The seven stages of Christmas lights, round 1
It was time for Phase One of the decorating season: Christmas lights, outdoor phase. (Yes, we still call them Christmas lights here at the homestead. PC behaviours in this matter are verboten!)
There are seven stages of Christmas lights. Some of you may know them by heart; others may have experienced them, but not recognized them as such.
That is why the cracked research team here has presented the Seven Stages of Christmas Lights:
1. Testing the lights. Our lights are well-marked when stored for the season, so it becomes a matter of pulling them out of their containers and testing them. This is important because you need to know how many sets you have to run out to the hardware store to buy in order to replace the malfunctioning ones.
2. Untangling the lights. There is, I am convinced, a spirit that does its work, probably during the heat of summer. It takes perfectly wound strings of lights and tangles them to hell and back. During testing, if you have multiple sets entangled, the testing provides a way to track each string and untangle it.
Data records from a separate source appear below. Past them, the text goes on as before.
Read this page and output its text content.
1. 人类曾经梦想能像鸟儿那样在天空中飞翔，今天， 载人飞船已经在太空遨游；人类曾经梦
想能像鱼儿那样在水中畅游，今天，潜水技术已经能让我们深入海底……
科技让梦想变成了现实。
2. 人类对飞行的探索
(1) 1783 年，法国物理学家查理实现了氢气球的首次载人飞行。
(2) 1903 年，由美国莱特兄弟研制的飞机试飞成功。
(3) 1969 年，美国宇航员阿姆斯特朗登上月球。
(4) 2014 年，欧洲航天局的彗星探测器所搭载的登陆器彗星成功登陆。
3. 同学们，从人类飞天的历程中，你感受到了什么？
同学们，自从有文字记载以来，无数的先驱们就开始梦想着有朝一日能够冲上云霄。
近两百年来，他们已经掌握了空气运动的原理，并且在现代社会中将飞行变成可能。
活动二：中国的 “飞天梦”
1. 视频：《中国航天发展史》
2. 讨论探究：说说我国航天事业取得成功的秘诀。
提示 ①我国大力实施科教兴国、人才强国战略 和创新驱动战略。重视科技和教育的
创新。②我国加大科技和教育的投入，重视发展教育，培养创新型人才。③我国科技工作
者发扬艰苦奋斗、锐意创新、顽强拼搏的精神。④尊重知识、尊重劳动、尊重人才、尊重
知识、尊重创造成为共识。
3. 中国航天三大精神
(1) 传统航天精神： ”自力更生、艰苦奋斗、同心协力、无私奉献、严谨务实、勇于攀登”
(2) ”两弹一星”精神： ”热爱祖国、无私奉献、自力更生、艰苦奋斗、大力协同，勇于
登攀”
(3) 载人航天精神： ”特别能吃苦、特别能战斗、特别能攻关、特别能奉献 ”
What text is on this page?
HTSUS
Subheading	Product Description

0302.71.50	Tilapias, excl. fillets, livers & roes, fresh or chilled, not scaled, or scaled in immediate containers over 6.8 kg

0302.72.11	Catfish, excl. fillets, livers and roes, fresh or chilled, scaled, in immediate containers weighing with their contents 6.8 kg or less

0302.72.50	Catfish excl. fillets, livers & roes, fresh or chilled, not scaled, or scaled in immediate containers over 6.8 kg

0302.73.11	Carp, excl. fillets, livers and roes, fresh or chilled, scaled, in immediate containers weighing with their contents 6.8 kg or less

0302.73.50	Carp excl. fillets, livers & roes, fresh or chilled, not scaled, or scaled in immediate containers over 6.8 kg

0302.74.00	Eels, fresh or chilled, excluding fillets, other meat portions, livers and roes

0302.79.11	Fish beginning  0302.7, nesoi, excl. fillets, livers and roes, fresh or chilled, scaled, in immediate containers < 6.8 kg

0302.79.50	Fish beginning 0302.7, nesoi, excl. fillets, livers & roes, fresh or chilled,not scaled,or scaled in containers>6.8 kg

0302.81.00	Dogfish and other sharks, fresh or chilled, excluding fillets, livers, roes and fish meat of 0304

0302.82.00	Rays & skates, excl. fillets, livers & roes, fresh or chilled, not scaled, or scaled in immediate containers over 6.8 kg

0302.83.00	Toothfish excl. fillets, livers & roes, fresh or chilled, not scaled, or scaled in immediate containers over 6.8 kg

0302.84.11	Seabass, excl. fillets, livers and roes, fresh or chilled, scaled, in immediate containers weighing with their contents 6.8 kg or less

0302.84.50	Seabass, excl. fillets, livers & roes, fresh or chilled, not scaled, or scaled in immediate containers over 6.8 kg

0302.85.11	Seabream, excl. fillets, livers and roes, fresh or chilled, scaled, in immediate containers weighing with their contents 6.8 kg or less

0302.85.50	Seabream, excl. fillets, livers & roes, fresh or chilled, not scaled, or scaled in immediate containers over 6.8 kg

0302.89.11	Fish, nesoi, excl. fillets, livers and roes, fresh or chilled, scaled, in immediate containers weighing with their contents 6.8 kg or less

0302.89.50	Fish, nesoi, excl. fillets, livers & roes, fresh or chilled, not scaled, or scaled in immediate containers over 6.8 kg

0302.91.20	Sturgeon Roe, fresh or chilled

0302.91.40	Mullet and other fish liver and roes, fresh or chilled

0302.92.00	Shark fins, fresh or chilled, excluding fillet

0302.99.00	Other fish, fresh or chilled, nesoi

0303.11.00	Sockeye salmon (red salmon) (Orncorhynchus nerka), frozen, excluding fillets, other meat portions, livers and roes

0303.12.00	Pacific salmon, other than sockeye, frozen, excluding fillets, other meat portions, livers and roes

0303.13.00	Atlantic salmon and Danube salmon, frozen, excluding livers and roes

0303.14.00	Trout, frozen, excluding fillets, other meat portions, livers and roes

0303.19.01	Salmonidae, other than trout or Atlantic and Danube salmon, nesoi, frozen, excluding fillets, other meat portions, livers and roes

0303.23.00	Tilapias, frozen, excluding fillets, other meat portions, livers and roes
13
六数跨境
3. Installing the lights. This is a relatively simple matter. Certain sets of lights are clipped onto the siding; others are wrapped around trees and bushes; others are wrapped around the railing of our deck. This year, we installed a storage shed in the back yard, which required installation of cup hooks on which to secure the lights there.
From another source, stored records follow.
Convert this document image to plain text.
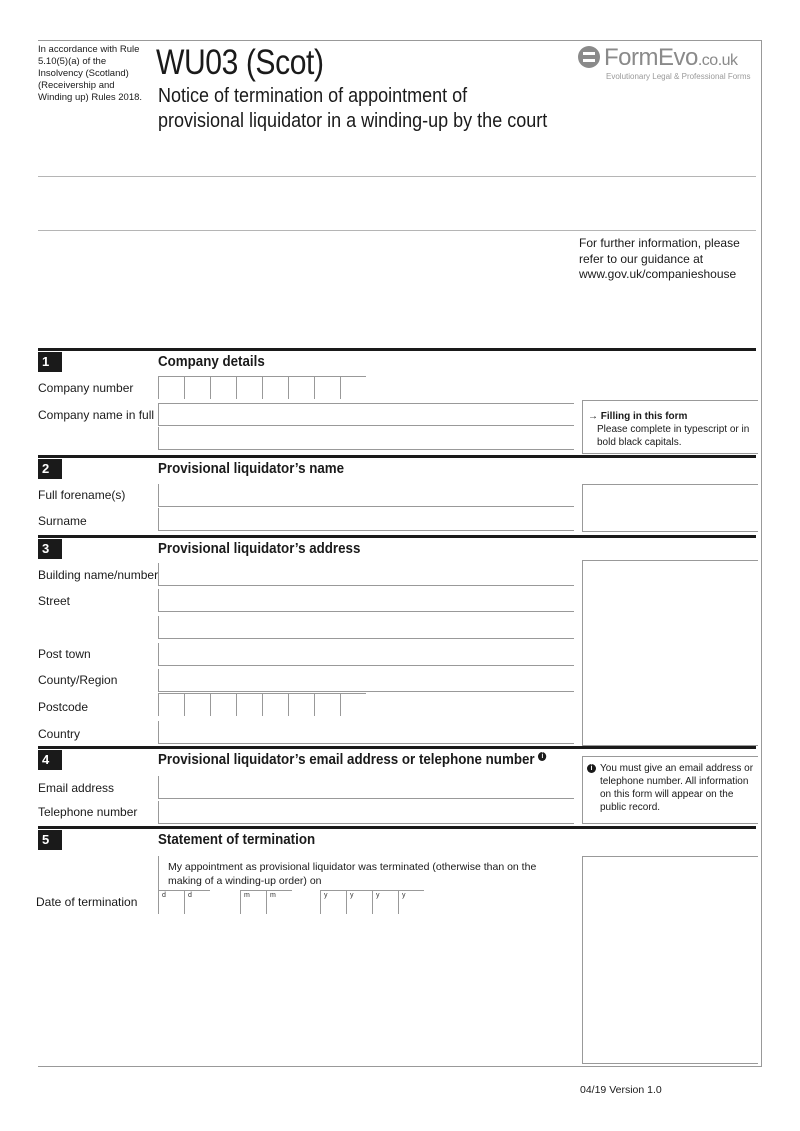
In accordance with Rule 5.10(5)(a) of the Insolvency (Scotland) (Receivership and Winding up) Rules 2018.
WU03 (Scot)
Notice of termination of appointment of provisional liquidator in a winding-up by the court
FormEvo.co.uk
Evolutionary Legal & Professional Forms
For further information, please refer to our guidance at www.gov.uk/companieshouse
1	Company details
Company number
Company name in full	→ Filling in this form
Please complete in typescript or in bold black capitals.
2	Provisional liquidator’s name
Full forename(s)
Surname
3	Provisional liquidator’s address
Building name/number
Street
Post town
County/Region
Postcode
Country
4	Provisional liquidator’s email address or telephone number i
Email address
Telephone number
i You must give an email address or telephone number. All information on this form will appear on the public record.
5	Statement of termination
My appointment as provisional liquidator was terminated (otherwise than on the making of a winding-up order) on
Date of termination	d	d	m	m	y	y	y	y
04/19 Version 1.0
4. Cursing the lights. This always happens a few times during the course of the installation. Sets that had tested perfectly down in the basement decide they're not going to work, or only work partially, once they're in place. And, of course, it's never the end set of a group of strings. It's always one in the middle. As a result, I let out a string of words I don't use on this blog. This year, the volume was such that Candace could have heard me in Edmonton. Linda e-mailed me from P.E.I. wondering what was going on; E.M. in Ann Arbor did the same; Regular Ron from suburban D.C. said I shattered a window at his place. He thought the infidels had come to claim me. It was truly a moment that will land me in the confessional this weekend.
5. Reinstalling the lights. Once you've got the set fixed and running, you have to put things back where they belong. Duplicate work always ticks me off. So I am somewhat of an unhappy camper at this point.
6. Re-testing the lights. This calls for great concentrated prayer, that the fixed lights stay fixed and the other lights don't decide to go kerplooey on me.
7. Enjoying the lights. Since I work nights, the better half leaves them on until I get home (just so I can pull the plugs, ha-ha).
That was the outside. Phase Two -- lighting the Christmas trees (yes, trees) we have in our house -- is ahead.
I'll let you know when that's coming. You may want to block your ears.